I’m sorry to hear you’ve had a late payment and it is something that private landlords can struggle with. When you’re new to being a landlord and looking after everything yourself, it’s difficult to stay on top of things and you don’t have the in-built tenancy systems and procedures that an agency has in place.
The good news is, it’s easy to manage, recoup and even help prevent late rent payments.
Let me talk you through my process and hopefully you can take away some tips to try yourself. I’m sure they’ll help you get your rent without a fight.
Rent for our clients’ properties is always due on the 1st of the month, but we give tenants until the 7th, so any rent unpaid by the 8th is officially in arrears.
I begin by phoning the tenant, a voicemail left if no answer, and a text message and email to follow up and confirm with them that I have tried to get in touch.
Keep it friendly but do make sure everything’s recorded in writing. It’s important to document your efforts to retrieve the payment – just in case the unlikely scenario of legal action rears its head.
If there’s no joy by the 10th, I’ll notify all tenants that I am visiting the property – giving 24 to 48 hours’ notice - to rule out property issues as a reason for non-payment. If nobody’s home, I’ll leave a note, asking them to get in touch for a chat.
By now I’ve usually had a reply. Sometimes the tenant’s had financial difficulties and we agree an arrangement for them to pay at least part of what they owe. It’s not ideal, but some rent is better than no rent, and it’s good for your tenant to see that you are reasonable and approachable.
Often the other tenants will give the late payer the nudge they need to avoid you invading their privacy! As this doesn’t seem to be happening for you, and you’ve confirmed everything is OK at the house, next week you may have to contact her guarantor.
A polite letter explaining the situation, the steps I have taken and inviting them to give me a call usually does the trick but if not, I then have to write to the other tenants’ guarantors.
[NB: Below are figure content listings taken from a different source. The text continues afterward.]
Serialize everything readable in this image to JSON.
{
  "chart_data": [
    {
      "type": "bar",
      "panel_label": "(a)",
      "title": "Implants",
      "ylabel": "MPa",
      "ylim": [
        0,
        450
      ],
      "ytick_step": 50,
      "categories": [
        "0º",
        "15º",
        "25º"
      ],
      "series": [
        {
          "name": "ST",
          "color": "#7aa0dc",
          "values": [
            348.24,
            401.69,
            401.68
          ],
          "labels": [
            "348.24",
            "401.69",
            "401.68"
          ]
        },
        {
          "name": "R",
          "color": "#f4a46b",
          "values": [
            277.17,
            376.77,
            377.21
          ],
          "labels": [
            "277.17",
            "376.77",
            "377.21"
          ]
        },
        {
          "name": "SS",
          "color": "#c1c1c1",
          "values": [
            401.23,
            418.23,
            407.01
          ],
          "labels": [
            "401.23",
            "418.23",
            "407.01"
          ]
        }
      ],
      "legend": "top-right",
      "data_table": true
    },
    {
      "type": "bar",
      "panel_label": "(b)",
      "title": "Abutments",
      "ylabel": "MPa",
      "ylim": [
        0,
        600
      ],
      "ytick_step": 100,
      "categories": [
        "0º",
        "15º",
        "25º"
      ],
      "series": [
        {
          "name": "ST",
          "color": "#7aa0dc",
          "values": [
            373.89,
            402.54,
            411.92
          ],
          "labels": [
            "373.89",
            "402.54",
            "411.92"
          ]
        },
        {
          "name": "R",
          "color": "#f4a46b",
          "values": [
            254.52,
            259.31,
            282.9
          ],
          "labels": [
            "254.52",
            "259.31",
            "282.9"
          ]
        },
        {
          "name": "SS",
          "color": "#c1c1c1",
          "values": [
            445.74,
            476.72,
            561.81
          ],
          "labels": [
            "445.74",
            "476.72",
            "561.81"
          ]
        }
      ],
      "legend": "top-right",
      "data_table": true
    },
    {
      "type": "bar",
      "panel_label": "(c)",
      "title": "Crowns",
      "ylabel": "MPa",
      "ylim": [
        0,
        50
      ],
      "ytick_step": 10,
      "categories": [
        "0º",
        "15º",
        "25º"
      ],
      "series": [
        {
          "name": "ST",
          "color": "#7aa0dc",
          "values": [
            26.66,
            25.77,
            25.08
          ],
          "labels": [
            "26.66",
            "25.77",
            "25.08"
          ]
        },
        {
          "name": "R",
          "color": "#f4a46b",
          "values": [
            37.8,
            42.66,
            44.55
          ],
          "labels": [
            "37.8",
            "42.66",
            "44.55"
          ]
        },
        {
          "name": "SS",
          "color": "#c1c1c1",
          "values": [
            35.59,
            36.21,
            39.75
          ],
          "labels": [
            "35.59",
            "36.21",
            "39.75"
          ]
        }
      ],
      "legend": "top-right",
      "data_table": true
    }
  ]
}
We make it very clear to guarantors at the time of signing the guarantor’s form that they are not just agreeing to guarantee the rent payment for one tenant, they are also signing for the whole property. From my experience with small claims procedures, housing rights and speaking to Trading Standards, this is a perfectly reasonable and legal requirement in a guarantor form.
So a polite letter goes to the guarantors informing them they each have to pay an equal portion of the outstanding rent by the end of the month. In your case, each of the three remaining guarantors would have to pay you 1/3 of the late rent amount.
If the unlikely situation occurs where none of the guarantors get in touch, the cycle begins again the following month. We wait until the 8th and then let them know that unfortunately, we will have to instigate proceeding through the small claims court.
This means we take the whole tenancy into consideration, and from now to the end of the tenancy we contact the small claims court to inform of any unpaid rent, to come up with a total debt owed.
Going down the small claims route happens, but it is rare. Once the tenants know that one of them has not paid their rent, this is usually enough for them to encourage that person to make the payment.